Thanks for your help!
What is the area under the voltage-against-resistance graph?
Thanks for your help!
Chi Meson said:If you want to see what the integral ("area under the curve") is while looking at a graph, look at the units of the two axes. The area under the curve has the unit that is the product of unit-y times unit-x.
Chi Meson said:I also can't see how you will get from the integral of this curve to anything useful.
Are you sure you don't want to investigate the slope of this graph? Then perhaps look at the intercept?
robphy said:Can you derive an algebraic expression involving V, R_external, and R_internal?
Then compare it to the graph on your V vs R_external graph?
The area under a voltage-against-resistance graph represents the amount of energy dissipated or transformed in a circuit. It is a measure of the work done by the electrical current in overcoming the resistance in the circuit.
The area under the graph is calculated by taking the integral of the voltage-resistance curve. This involves breaking the curve into small sections and calculating the area of each section, then adding them together to get the total area.
A larger area under the graph indicates a higher amount of energy dissipated or transformed in the circuit. This could be due to a higher voltage or a lower resistance, as both factors affect the amount of work done by the current.

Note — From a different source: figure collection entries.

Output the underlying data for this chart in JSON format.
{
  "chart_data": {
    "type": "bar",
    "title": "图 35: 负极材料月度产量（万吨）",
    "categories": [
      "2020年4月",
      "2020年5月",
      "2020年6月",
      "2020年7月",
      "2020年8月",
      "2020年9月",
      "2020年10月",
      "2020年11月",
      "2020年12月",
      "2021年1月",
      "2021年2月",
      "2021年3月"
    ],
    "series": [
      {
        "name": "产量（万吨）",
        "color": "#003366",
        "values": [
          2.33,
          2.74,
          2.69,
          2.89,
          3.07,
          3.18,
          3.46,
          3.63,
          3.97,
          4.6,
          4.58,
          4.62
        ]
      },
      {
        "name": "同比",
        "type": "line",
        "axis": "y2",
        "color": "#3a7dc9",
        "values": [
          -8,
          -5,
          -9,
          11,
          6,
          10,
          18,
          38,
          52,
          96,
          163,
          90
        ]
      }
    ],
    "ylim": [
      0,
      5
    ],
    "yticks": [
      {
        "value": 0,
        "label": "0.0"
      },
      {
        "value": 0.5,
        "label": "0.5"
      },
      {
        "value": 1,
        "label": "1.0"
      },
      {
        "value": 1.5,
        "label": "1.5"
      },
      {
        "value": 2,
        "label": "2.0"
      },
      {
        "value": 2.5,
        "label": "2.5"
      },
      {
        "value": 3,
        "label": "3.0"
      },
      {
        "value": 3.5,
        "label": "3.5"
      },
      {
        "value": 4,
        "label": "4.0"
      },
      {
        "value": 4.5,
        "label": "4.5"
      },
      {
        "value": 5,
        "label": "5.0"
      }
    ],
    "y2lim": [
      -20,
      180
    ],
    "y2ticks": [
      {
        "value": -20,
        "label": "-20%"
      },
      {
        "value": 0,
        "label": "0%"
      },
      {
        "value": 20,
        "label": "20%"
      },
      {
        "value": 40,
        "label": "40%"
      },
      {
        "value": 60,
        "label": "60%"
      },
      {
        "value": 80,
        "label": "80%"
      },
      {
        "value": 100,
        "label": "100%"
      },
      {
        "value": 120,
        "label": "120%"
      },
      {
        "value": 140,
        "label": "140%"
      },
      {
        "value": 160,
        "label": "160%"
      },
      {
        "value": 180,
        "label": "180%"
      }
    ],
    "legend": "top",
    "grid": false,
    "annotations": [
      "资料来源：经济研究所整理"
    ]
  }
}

The shape of the graph can greatly affect the area under it. A steeper slope indicates a higher voltage, which results in a larger area under the graph. A flatter curve indicates a lower voltage and a smaller area under the graph. Additionally, a non-linear curve can result in a different area calculation than a straight line graph.
Analyzing the area under a voltage-against-resistance graph can be helpful in determining the efficiency of a circuit, as well as identifying any potential issues or faults. It can also be used to compare the energy consumption of different circuits. Additionally, it is used in the design and optimization of electronic devices and systems.